40. O homme misérable et malheureux, qui vous délivrera du joug de cet opprobre? Que Dieu se lève, et que ce fort armé soit renversé : que l'homme ennemi tombe, qu'il soit foulé aux pieds, cet ami de soi, cet ami du monde, ce serviteur dia démon. Que vous en semble? Si vous pensez bien, vous direz avec moi : il est digne de mort, qu'il soit crucifié. Ne dissimulez donc pas, ne différez pas, ne l'épargnez pas: mais avec empressement, avec courage et énergie crucifiez cet homme, mais .crucifiez-le à la croix de Jésus-Christ où est le salut et la vie : si vous lui criez du fond du cœur, votre crucifié vous entendra et vous répondra avec bonté : «Aujourd'hui tu seras avec moi en Paradis. » O piété du Christ, ô salut inespéré du malheureux! L'amour de Dieu est si gratuit et si éprouvé, sa mansuétude si invincible, qu'il exauce celui qui crie vers lui parce qu'il est miséricordieux! O qu'elle est grande cette miséricorde, combien ineffable ce changement opéré par la droite du Très-Haut! Hier, vous étiez dans les ténèbres, aujourd'hui vous êtes dans les splendeurs de la lumière : hier, dans la gueule du lion, aujourd’hui, dans la main du médiateur; hier, aux portes de l'enfer, aujourd'hui, dans les délices du Paradis. Mais de quoi servent ces lettres d'avertissement, si vous ne détruisez pas dans votre conscience, les lettres de mort? De quoi sert de lire et de comprendre cet écrit, si vous ne vous lisez pas et ne vous comprenez pas vous-même?

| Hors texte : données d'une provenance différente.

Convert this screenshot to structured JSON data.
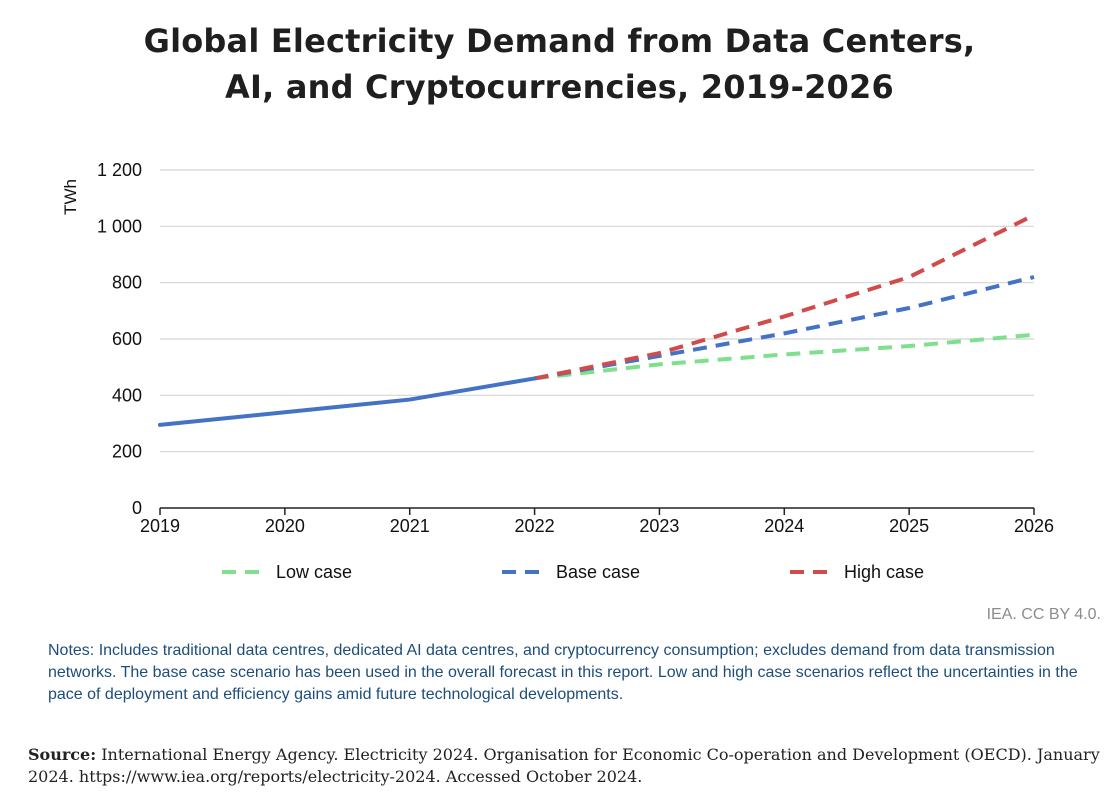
{
  "chart_data": {
    "type": "line",
    "title_line1": "Global Electricity Demand from Data Centers,",
    "title_line2": "AI, and Cryptocurrencies, 2019-2026",
    "ylabel": "TWh",
    "xlabel": "",
    "x": [
      2019,
      2020,
      2021,
      2022,
      2023,
      2024,
      2025,
      2026
    ],
    "ylim": [
      0,
      1200
    ],
    "yticks": [
      0,
      200,
      400,
      600,
      800,
      1000,
      1200
    ],
    "ytick_labels": [
      "0",
      "200",
      "400",
      "600",
      "800",
      "1 000",
      "1 200"
    ],
    "xtick_labels": [
      "2019",
      "2020",
      "2021",
      "2022",
      "2023",
      "2024",
      "2025",
      "2026"
    ],
    "grid": "horizontal",
    "historical": {
      "x": [
        2019,
        2020,
        2021,
        2022
      ],
      "values": [
        295,
        340,
        385,
        460
      ],
      "color": "#4472c4"
    },
    "series": [
      {
        "name": "Low case",
        "x": [
          2022,
          2023,
          2024,
          2025,
          2026
        ],
        "values": [
          460,
          510,
          545,
          575,
          615
        ],
        "color": "#7ee08c",
        "style": "dashed"
      },
      {
        "name": "Base case",
        "x": [
          2022,
          2023,
          2024,
          2025,
          2026
        ],
        "values": [
          460,
          540,
          620,
          710,
          820
        ],
        "color": "#4472c4",
        "style": "dashed"
      },
      {
        "name": "High case",
        "x": [
          2022,
          2023,
          2024,
          2025,
          2026
        ],
        "values": [
          460,
          550,
          680,
          820,
          1040
        ],
        "color": "#d14b4b",
        "style": "dashed"
      }
    ],
    "legend_placement": "bottom"
  },
  "credit": "IEA. CC BY 4.0.",
  "notes": "Notes: Includes traditional data centres, dedicated AI data centres, and cryptocurrency consumption; excludes demand from data transmission networks. The base case scenario has been used in the overall forecast in this report. Low and high case scenarios reflect the uncertainties in the pace of deployment and efficiency gains amid future technological developments.",
  "source_label": "Source:",
  "source_text": " International Energy Agency. Electricity 2024. Organisation for Economic Co-operation and Development (OECD). January 2024. https://www.iea.org/reports/electricity-2024. Accessed October 2024."
}
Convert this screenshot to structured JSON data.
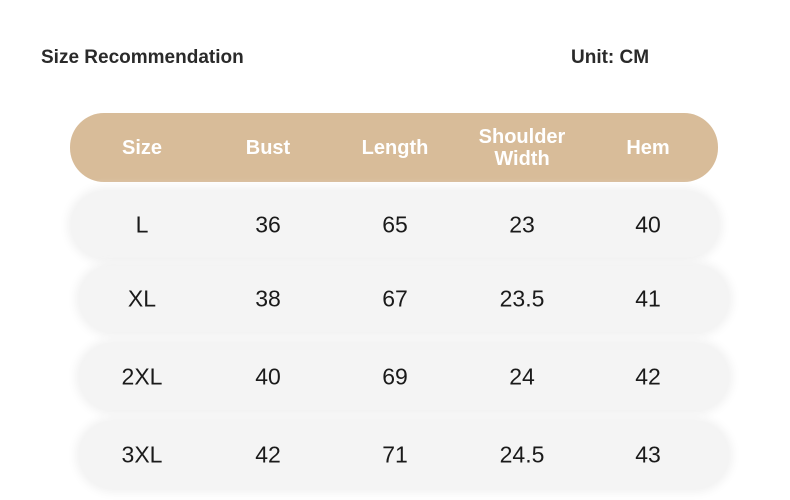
{
  "header": {
    "title": "Size Recommendation",
    "unit": "Unit: CM"
  },
  "table": {
    "columns": [
      "Size",
      "Bust",
      "Length",
      "Shoulder Width",
      "Hem"
    ],
    "rows": [
      [
        "L",
        "36",
        "65",
        "23",
        "40"
      ],
      [
        "XL",
        "38",
        "67",
        "23.5",
        "41"
      ],
      [
        "2XL",
        "40",
        "69",
        "24",
        "42"
      ],
      [
        "3XL",
        "42",
        "71",
        "24.5",
        "43"
      ]
    ]
  }
}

Appliquez-vous donc à cette lecture intérieure, lisez , regardez et connaissez-vous vous-même : lisez pour aimer Dieu, pour combattre et pour vaincre le monde avec tout ennemi : afin que le travail se change en repos, le deuil en joie, afin qu'après les ténèbres de cette vie, vous voyez le lever de l'aurore naissante, vous contempliez aussi le soleil de justice à son midi, lieu sacré, où vous apercevrez l'époux avec l'épouse, un seul et même Seigneur de gloire, qui vit et règne dans les siècles des siècles sans fin. Amen.

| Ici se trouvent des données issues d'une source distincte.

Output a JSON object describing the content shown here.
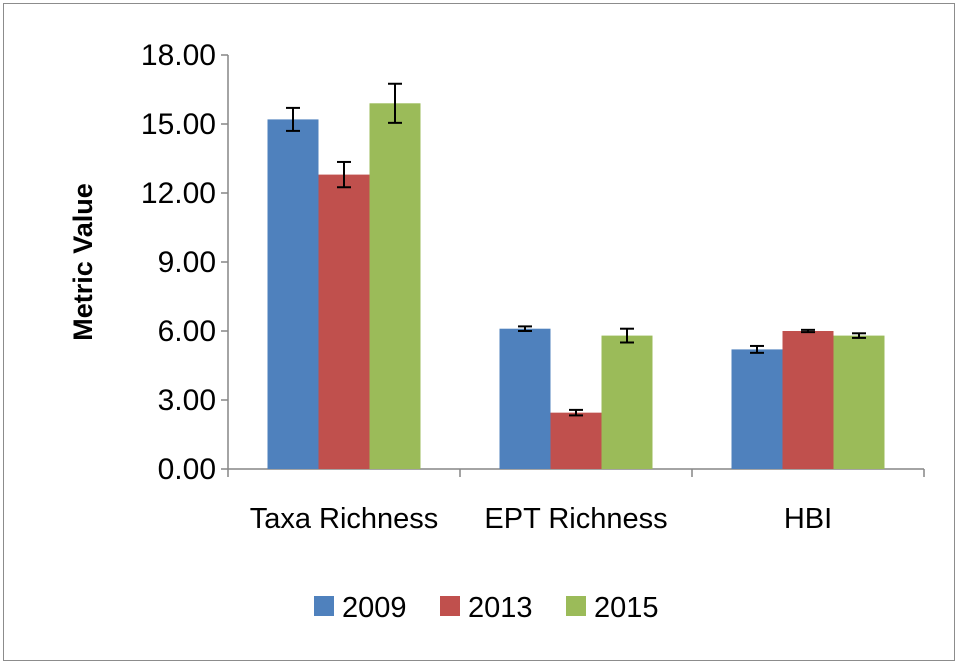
{
  "chart_data": {
    "type": "bar",
    "title": "",
    "xlabel": "",
    "ylabel": "Metric Value",
    "ylim": [
      0,
      18
    ],
    "yticks": [
      "0.00",
      "3.00",
      "6.00",
      "9.00",
      "12.00",
      "15.00",
      "18.00"
    ],
    "categories": [
      "Taxa Richness",
      "EPT Richness",
      "HBI"
    ],
    "series": [
      {
        "name": "2009",
        "color": "#4f81bd",
        "values": [
          15.2,
          6.1,
          5.2
        ],
        "errors": [
          0.5,
          0.1,
          0.15
        ]
      },
      {
        "name": "2013",
        "color": "#c0504d",
        "values": [
          12.8,
          2.45,
          6.0
        ],
        "errors": [
          0.55,
          0.12,
          0.05
        ]
      },
      {
        "name": "2015",
        "color": "#9bbb59",
        "values": [
          15.9,
          5.8,
          5.8
        ],
        "errors": [
          0.85,
          0.3,
          0.1
        ]
      }
    ],
    "legend": "bottom",
    "grid": false,
    "error_bars": true
  }
}
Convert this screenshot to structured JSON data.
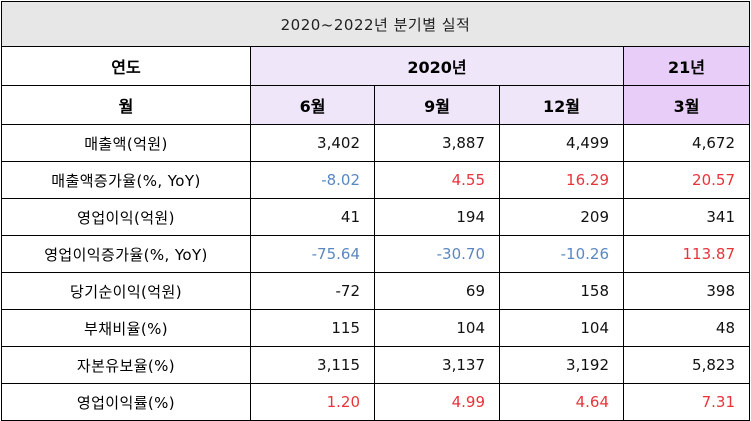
{
  "title": "2020~2022년 분기별 실적",
  "header": {
    "year_label": "연도",
    "month_label": "월",
    "year_2020": "2020년",
    "year_21": "21년",
    "months": [
      "6월",
      "9월",
      "12월",
      "3월"
    ]
  },
  "rows": [
    {
      "label": "매출액(억원)",
      "values": [
        "3,402",
        "3,887",
        "4,499",
        "4,672"
      ],
      "tones": [
        "plain",
        "plain",
        "plain",
        "plain"
      ]
    },
    {
      "label": "매출액증가율(%, YoY)",
      "values": [
        "-8.02",
        "4.55",
        "16.29",
        "20.57"
      ],
      "tones": [
        "neg",
        "pos",
        "pos",
        "pos"
      ]
    },
    {
      "label": "영업이익(억원)",
      "values": [
        "41",
        "194",
        "209",
        "341"
      ],
      "tones": [
        "plain",
        "plain",
        "plain",
        "plain"
      ]
    },
    {
      "label": "영업이익증가율(%, YoY)",
      "values": [
        "-75.64",
        "-30.70",
        "-10.26",
        "113.87"
      ],
      "tones": [
        "neg",
        "neg",
        "neg",
        "pos"
      ]
    },
    {
      "label": "당기순이익(억원)",
      "values": [
        "-72",
        "69",
        "158",
        "398"
      ],
      "tones": [
        "plain",
        "plain",
        "plain",
        "plain"
      ]
    },
    {
      "label": "부채비율(%)",
      "values": [
        "115",
        "104",
        "104",
        "48"
      ],
      "tones": [
        "plain",
        "plain",
        "plain",
        "plain"
      ]
    },
    {
      "label": "자본유보율(%)",
      "values": [
        "3,115",
        "3,137",
        "3,192",
        "5,823"
      ],
      "tones": [
        "plain",
        "plain",
        "plain",
        "plain"
      ]
    },
    {
      "label": "영업이익률(%)",
      "values": [
        "1.20",
        "4.99",
        "4.64",
        "7.31"
      ],
      "tones": [
        "pos",
        "pos",
        "pos",
        "pos"
      ]
    }
  ],
  "colors": {
    "negative": "#5b87c1",
    "positive": "#e8333b",
    "title_bg": "#e7e7e7",
    "year_bg": "#f0e6fa",
    "year_alt_bg": "#e7cdf7"
  }
}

« Dans le manuscrit de Cîteaux et dans quelques autres, le même texte renferme quelques chapitres ajoutés, le premier est intitulé : « De l'âme et de sa piété, etc., » commence par ces mots : « L'âme est une substance douée de raison. » Mais ils ne font pas suite avec ceux qui précèdent bien plus, dans les œuvres d'Hugues de Saint-Victor, ils forment « le second livre de l'âme; » au tome VI de saint Augustin, ils composent « le livre de l'Esprit et de l'Ame. » A ces chapitres, dans la copie de Claude Joli, chanoine et chantre de Paris, en est ajouté un autre, débutant par ces termes : « La justice pleine et parfaite, c'est d'aimer Dieu de tout son cœur, etc. » ces paroles sont tirées du début du traité de Paul d'Aquilée « Des documents salutaires, » dans le nouvel appendice au tome VI, des œuvres de saint Augustin. C'est pour cette raison que nous terminons en cet endroit les méditations que nous venons de donner.